The geth prevailed in the subsequent war, wiping out most of the quarian population while a few million survivors fled in starships. In the "present day" of "Mass Effect," the geth maintain control of the quarian homeworld Rannoch, while the quarians are nomads living in a starship flotilla.

"Mass Effect" writer Chris L'Etoile has said (in this forum post) that the quarian culture and language was largely based on the Jewish diaspora. Some critics have in turn read the quarian/geth conflict as an allegory for Israel and Palestine, though debate which side is which. (Some note, for instance, the quarians' hooded outfits resemble Muslim hijabs.)

Looking to other science-fiction, though, the clearest parallels between quarians and geth are humanity and the Cylons in "Battlestar Galactica."

The quarians and geth in Mass Effect, explained

Now, obviously the robot uprising story is not unique to "Battlestar Galactica." Science-fiction is a genre filled with evil robots, from Skynet ("Terminator") to the Sentinels ("X-Men"). What cinches this comparison, though, is how the quarians now live in a starship fleet, like how the Galactica protects a "ragtag fugitive fleet" of surviving humans fleeing the Cylons and searching for a new home.

The quarians have lived on their flotilla for centuries when "Mass Effect" — the current generation has never even stepped foot on Rannoch, though they dream of retaking it. The games explore in detail how quarian culture has evolved to fit their nomadic existence. 

Since quarians have lived in contained environments for generations, their immune systems are extremely weak, so they always wear containment suits with faceplates. If Galactica's fleet never found Earth and kept roaming the stars for centuries, their descendants might have to dress like the quarians to fight off infectious diseases.

In the original "Mass Effect," Shepard's squad includes the precocious quarian Tali'Zorah (Ash Sroka). Meanwhile, the geth soldiers are the main enemy unit in the game. The main villain in "Mass Effect" is Sovereign (Peter Jessop), a "Reaper" or a starship-sized artificial intelligence, and the geth worship it. Between that and their history with the quarians, this suggests the geth innately despise organic life.

But "Mass Effect 2" delves deeper into both the quarians and the geth, and the truth is not so black and white. (The game also debuts EDI, the AI of Shepard's ship the Normandy. Who voices her? Tricia Helfer, most famous for playing the religious Cylon Number Six on "Battlestar Galactica." Casting Helfer as another robot woman is another tipped hat to "Galactica" from "Mass Effect.")
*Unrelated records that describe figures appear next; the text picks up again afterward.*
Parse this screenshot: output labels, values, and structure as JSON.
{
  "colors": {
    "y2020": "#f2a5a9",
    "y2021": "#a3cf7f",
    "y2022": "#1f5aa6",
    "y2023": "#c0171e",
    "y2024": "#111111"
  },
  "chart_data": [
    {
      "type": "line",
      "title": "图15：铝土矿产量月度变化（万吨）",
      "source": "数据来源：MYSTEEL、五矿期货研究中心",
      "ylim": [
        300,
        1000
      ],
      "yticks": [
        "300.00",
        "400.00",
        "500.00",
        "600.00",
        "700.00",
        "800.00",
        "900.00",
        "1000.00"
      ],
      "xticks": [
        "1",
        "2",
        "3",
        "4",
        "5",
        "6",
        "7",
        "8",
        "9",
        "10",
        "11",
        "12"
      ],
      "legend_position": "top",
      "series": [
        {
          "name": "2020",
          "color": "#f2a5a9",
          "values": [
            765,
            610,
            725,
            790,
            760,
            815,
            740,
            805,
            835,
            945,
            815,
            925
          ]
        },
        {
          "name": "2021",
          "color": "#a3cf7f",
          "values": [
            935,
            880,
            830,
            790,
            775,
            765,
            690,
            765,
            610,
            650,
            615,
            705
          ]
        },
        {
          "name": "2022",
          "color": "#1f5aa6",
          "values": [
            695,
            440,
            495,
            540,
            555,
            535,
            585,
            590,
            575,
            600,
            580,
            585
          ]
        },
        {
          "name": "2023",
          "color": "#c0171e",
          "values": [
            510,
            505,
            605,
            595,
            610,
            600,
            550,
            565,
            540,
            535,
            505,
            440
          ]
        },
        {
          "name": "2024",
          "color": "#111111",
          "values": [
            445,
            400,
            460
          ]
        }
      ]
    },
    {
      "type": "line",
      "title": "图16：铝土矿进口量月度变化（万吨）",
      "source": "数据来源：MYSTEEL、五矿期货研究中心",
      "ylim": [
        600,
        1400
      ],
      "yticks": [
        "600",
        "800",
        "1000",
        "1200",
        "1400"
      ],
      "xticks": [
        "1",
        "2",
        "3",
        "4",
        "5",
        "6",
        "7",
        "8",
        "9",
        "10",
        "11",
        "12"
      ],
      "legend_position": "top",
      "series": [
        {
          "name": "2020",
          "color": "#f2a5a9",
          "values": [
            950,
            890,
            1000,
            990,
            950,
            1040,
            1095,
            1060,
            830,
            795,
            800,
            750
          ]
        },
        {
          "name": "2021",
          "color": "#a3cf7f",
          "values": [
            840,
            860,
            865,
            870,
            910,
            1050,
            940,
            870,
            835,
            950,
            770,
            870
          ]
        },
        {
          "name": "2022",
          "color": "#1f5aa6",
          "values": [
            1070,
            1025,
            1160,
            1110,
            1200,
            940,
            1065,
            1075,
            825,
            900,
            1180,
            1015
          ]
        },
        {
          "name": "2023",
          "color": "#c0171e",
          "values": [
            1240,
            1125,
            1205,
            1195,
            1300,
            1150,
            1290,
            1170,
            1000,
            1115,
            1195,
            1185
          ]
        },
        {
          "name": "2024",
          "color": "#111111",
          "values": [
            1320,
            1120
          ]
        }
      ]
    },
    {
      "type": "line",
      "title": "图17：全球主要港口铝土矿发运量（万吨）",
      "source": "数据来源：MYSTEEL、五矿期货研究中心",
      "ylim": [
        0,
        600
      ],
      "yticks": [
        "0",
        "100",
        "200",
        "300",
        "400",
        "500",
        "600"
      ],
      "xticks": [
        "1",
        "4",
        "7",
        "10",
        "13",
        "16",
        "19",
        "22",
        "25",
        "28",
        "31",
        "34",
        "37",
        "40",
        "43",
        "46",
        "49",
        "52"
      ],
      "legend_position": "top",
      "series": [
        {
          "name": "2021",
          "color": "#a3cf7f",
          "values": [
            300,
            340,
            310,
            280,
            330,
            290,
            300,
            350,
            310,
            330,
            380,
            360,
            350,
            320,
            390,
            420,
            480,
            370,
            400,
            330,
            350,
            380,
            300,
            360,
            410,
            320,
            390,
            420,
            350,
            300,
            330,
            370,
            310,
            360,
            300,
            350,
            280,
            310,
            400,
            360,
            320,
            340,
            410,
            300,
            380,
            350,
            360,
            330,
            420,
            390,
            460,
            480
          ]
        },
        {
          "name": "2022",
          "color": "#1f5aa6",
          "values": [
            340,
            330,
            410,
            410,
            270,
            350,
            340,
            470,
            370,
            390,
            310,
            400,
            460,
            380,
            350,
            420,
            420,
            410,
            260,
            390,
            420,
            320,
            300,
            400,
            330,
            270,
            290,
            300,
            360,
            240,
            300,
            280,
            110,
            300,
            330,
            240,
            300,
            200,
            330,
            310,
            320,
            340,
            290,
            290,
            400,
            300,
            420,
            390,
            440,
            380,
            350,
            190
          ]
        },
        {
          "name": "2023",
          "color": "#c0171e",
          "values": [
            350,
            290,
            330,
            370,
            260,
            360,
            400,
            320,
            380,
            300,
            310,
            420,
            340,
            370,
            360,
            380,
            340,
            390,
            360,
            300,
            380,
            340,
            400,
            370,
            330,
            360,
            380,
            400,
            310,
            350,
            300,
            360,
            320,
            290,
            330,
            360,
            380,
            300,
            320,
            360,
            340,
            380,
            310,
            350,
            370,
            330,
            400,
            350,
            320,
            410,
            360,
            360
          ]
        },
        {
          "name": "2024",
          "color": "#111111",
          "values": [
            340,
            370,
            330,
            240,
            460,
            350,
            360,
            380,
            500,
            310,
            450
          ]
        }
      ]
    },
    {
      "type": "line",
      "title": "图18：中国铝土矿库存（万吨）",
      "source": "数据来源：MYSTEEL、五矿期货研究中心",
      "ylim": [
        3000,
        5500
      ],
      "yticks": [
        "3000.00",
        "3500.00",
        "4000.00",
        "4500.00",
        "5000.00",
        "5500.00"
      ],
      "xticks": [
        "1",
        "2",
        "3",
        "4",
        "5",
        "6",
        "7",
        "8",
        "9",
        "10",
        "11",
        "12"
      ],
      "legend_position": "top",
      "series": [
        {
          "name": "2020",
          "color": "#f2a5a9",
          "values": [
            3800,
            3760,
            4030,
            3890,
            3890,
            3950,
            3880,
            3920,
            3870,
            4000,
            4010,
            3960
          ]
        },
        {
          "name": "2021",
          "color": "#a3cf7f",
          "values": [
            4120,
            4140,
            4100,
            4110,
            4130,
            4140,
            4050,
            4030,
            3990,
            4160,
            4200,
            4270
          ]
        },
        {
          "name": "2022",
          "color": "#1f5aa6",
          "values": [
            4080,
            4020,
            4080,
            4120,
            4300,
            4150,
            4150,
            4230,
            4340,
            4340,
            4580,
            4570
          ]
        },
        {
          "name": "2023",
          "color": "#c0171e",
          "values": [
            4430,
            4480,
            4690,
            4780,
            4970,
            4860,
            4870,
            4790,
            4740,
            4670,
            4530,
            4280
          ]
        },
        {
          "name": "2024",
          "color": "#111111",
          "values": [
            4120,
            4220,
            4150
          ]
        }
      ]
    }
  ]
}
The shades of the quarian and geth conflict in Mass Effect

In "Mass Effect 2," a geth unit (D.C. Douglas) joins Shepard's squad. Named "Legion" (as geth "individuals" are really many programs contained in one unit), they allow the games to redefine the geth as more than killer robots. 

A key difference between the geth and the Cylons? In "Battlestar Galactica," the Cylons relentlessly pursue Galactica's fleet to finish wiping out humanity. The geth, though, never hunted the quarians. They tend to Rannoch, so that if their creators can aside their fear and hatred, they can return. The quarians tried to kill the geth first so the onus of peace is on them.

"Mass Effect 2" also lets you visit the quarian flotilla after Tali is charged with treason for supposedly bringing geth software to the flotilla. (She's innocent, of course, and the objective of the mission is for Shepard to prove it.) This mission explores the inner politics of the quarian leadership; quarian Admiral Zaal'Koris (Martin Jarvis) is throwing the book at Tali, but he's also the one most sympathetic to the geth.

In "Mass Effect 3," the conflict boils over. Depending on the choices the player has made as Shepard in all three games up to this point, it's possible to broker a peace deal. Using a dead Reaper, Legion rewrites geth software to make each unit a true individual (though Legion must sacrifice themselves), and Shepard convinces the attacking quarians to stand down. But if you've made the wrong decisions, you'll have to pick a side, and one race winds up destroyed by the other. 

This story is all the more thrilling (or, depending on how you play the game, crushing) because the choices and consequences in "Mass Effect" are yours to bear.